FINRA to Mull Broker Compensation Disclosure Rule
November 29, 2012,
by Melanie Waddell, AdvisorOne
Board will consider a number of potential rules and amendments at December meeting
The Financial Industry Regulatory Authority plans to consider at its Dec. 6 Board meeting several rule proposals and amendments, chief among them a proposal that would require broker-dealers to disclose to customers brokers’ compensation packages.
Securities lawyer Patrick Burns spoke out publicly in an October interview with AdvisorOne saying that he wants to change the status quo in broker compensation. “Our clients who are investment advisors would like to see the playing field leveled in terms of disclosures,” Burns told AdvisorOne at the time.
Burns, based in Beverly Hills, Calif., told AdvisorOne in that interview that unlike brokers, his RIA clients must disclose all forms of direct and indirect compensation and conflicts of interest, including soft dollars and any additional benefits that an advisor gets for using a certain custodial platform.
“I think this proposal has some legs,” Burns (right) told AdvisorOne in a separate interview on Thursday. “There has been a lot of talk about FINRA harmonizing BD and RIA regulations, moving to a common fiduciary standard for RRs and IARs, etc.” The timing of the rule proposal, he added, is “very interesting.”
The rule FINRA will consider in December would require “disclosure to transferring customers of recruitment compensation packages offered to induce registered representatives to move from one firm to another.”
Burns said a lot of his comments from the October AdvisorOne article on Broker Bonuses “ring true” for this current FINRA proposal. “Clients should receive full and fair disclosure about all direct and indirect costs of doing business with a brokerage firm, as well as conflicts (incentives to hit production targets, sell proprietary products, etc. needed to have their bonuses forgiven).”Jonathan Henschen, president of Henschen & Associates, a broker-dealer recruiting firm, told AdvisorOne on Thursday that while the FINRA proposed rule would be a “non-event” for the independent broker-dealer channel “wirehouses will be affected in a big way with reps concerned that disclosure to clients about their large bonus to move, make them look as if they are moving for their own interests rather than the clients.” Added Henschen: “When you consider the minute differences that exist between the wirehouses, it’s hard to argue with client’s potential conclusion.”

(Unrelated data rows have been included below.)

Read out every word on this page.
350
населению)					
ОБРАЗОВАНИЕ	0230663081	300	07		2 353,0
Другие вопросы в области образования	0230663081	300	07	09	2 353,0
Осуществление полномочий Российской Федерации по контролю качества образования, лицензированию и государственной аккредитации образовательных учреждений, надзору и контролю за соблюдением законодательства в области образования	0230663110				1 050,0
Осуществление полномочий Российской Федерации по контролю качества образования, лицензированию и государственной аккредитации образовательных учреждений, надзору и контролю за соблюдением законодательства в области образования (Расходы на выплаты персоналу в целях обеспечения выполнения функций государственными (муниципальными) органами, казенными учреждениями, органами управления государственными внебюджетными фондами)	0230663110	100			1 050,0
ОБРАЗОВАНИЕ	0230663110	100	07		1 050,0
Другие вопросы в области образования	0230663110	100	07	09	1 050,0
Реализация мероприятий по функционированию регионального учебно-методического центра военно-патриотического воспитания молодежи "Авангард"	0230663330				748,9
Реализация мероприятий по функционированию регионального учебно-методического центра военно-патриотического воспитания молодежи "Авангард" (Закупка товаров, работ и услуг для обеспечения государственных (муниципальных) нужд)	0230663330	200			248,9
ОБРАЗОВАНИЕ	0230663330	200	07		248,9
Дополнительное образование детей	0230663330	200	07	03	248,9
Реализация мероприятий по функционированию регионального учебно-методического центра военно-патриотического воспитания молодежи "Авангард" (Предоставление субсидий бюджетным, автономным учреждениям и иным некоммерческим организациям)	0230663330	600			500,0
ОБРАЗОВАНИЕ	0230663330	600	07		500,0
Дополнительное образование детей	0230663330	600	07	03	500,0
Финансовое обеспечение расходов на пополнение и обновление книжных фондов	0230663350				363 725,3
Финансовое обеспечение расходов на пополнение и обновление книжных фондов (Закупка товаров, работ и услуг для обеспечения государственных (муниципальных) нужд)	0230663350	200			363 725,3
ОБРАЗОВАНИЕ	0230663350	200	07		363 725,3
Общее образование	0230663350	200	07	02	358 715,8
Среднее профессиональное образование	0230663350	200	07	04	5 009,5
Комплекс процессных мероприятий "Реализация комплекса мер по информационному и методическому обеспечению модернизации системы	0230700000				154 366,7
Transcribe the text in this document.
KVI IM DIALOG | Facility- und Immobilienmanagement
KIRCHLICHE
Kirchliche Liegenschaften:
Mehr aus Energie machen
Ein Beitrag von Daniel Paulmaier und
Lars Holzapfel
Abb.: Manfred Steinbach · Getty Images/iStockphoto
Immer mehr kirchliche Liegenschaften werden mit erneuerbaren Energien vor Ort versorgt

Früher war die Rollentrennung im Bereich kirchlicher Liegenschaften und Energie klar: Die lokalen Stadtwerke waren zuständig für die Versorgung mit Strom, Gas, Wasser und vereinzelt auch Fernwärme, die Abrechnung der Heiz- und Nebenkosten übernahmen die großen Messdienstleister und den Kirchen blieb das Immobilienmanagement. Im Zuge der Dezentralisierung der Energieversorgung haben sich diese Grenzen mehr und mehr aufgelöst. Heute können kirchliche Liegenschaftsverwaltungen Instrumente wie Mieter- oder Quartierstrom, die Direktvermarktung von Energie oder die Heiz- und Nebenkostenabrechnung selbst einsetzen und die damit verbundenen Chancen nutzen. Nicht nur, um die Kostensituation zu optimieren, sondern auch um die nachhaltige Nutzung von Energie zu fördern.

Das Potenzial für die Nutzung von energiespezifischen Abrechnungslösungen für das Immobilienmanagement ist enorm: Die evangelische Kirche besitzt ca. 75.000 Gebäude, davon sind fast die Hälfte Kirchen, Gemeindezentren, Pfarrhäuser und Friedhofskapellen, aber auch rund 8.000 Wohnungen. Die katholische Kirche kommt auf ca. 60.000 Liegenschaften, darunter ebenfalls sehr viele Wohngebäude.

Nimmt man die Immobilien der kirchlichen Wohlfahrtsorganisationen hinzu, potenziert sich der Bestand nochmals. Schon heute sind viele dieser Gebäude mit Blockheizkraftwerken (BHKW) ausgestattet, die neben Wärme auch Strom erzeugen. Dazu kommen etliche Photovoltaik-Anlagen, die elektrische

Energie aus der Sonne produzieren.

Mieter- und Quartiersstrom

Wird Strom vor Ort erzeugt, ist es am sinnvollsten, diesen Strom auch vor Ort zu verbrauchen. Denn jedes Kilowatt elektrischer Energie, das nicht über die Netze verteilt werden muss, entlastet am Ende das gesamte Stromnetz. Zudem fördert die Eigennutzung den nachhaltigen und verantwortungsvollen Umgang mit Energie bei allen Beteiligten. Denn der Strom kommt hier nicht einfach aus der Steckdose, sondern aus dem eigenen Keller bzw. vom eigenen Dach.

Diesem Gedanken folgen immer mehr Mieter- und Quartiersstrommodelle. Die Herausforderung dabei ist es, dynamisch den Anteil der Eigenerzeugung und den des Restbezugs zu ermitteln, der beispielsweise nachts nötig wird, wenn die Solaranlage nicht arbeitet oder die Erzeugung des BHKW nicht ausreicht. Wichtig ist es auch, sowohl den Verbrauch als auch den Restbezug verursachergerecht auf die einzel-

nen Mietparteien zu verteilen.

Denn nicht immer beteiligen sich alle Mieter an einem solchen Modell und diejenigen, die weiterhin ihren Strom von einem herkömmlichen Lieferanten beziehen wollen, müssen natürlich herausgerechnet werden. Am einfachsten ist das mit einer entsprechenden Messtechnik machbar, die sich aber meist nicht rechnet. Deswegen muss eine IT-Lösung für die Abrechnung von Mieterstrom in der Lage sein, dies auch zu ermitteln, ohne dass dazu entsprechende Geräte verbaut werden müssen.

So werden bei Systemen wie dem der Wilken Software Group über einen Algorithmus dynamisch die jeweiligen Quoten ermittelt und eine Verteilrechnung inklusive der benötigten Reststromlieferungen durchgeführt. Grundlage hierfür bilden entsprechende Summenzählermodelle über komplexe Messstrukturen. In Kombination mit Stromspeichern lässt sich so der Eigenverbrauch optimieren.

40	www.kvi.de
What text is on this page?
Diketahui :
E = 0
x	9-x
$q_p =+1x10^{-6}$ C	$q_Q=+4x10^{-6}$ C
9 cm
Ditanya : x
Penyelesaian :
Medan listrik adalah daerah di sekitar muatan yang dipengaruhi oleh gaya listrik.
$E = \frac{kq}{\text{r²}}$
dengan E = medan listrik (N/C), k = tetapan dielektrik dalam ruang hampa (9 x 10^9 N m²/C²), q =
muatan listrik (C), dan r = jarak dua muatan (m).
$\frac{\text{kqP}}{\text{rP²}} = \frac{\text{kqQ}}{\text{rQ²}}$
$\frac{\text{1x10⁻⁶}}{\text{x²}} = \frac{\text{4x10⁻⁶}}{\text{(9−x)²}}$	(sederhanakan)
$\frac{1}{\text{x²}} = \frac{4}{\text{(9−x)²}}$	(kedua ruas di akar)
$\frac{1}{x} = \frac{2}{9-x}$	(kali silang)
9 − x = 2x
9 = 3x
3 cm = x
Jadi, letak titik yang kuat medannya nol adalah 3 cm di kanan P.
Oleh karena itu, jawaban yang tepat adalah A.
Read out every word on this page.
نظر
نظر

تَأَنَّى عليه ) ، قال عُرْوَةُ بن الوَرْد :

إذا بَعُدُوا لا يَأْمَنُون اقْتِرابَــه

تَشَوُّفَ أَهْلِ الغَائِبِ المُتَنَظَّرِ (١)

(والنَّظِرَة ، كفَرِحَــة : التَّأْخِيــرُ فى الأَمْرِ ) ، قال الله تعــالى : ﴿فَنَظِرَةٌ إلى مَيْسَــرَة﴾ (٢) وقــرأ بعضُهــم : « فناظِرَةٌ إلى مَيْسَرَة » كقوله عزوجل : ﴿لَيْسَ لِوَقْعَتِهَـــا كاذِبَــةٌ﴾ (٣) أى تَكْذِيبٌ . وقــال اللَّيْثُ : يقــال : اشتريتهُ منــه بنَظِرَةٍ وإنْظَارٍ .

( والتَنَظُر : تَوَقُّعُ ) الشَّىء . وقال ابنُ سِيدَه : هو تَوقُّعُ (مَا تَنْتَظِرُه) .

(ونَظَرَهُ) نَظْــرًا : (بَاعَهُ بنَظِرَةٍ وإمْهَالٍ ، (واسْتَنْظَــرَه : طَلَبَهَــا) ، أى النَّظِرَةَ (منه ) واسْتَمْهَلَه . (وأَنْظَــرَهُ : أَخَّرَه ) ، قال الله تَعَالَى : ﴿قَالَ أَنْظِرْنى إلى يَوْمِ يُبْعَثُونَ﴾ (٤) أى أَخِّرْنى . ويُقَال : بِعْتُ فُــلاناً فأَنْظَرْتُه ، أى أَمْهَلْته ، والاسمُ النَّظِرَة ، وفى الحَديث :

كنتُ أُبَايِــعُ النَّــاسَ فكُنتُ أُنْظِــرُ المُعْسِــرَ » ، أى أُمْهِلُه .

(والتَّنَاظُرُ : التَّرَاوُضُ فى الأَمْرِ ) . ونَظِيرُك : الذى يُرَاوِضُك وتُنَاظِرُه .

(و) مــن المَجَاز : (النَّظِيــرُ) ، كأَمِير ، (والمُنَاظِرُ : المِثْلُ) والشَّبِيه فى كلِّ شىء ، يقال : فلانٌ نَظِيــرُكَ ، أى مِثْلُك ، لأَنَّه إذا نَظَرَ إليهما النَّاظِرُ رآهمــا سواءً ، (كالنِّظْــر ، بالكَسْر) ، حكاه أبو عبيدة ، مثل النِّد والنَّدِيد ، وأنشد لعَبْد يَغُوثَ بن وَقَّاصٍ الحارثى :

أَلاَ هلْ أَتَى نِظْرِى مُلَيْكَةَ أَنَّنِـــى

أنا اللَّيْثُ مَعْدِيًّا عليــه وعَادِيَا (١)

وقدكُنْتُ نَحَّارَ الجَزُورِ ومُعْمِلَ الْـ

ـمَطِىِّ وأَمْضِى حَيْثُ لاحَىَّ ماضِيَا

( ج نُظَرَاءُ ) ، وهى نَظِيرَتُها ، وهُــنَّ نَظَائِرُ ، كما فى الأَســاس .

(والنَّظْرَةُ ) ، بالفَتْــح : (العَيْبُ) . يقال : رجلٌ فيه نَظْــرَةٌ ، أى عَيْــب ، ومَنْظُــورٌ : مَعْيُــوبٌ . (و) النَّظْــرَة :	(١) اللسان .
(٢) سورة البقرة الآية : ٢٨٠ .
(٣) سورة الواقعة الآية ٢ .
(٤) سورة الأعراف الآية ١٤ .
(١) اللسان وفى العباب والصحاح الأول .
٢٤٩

Other items on FINRA’s list includes a proposal to seek “essential information” from crowdfunding portals that want to apply for membership with FINRA under the Jumpstart Our Business Startups (JOBS) Act. FINRA notes that prospective funding portals would file their information with FINRA “voluntarily” until the SEC and FINRA put in place rules governing funding portals, which will likely come next year.
The North American Securities Administrators Association listed crowdfunding as one of its top 10 investor threats in August. Matt Kitzi, Missouri Securities Commissioner and chairman of NASAA’s Enforcement Section, said at the time that “the number of entities pitching themselves as crowdfunding vehicles online has risen dramatically–from a couple hundred to about 1,700.” However, he notes, “none of the domain name holders can do anything until rules are written” regarding crowdfunding. That’s what the Securities and Exchange Commission is grappling with now.
FINRA said it will also consider in December amendments to its own proposal to permit persons who are the “subject of” allegations of sales practice violations made in customer-initiated arbitration claims, but who are not named as parties to the arbitration, to seek expungement relief by several means.
The revised proposal incorporates changes suggested in comments to Regulatory Notice 12-18 as well as views of a FINRA committee.
In addition, FINRA’s Board will consider proposed amendments to FINRA Rule 5210 (Publication of Transactions and Quotations) to address a firm’s obligation to have policies and procedures in place that are reasonably designed to review the firm’s trading activity for, and prevent, certain wash sale transactions (i.e., transactions in a security that involve no change in the beneficial ownership of the security).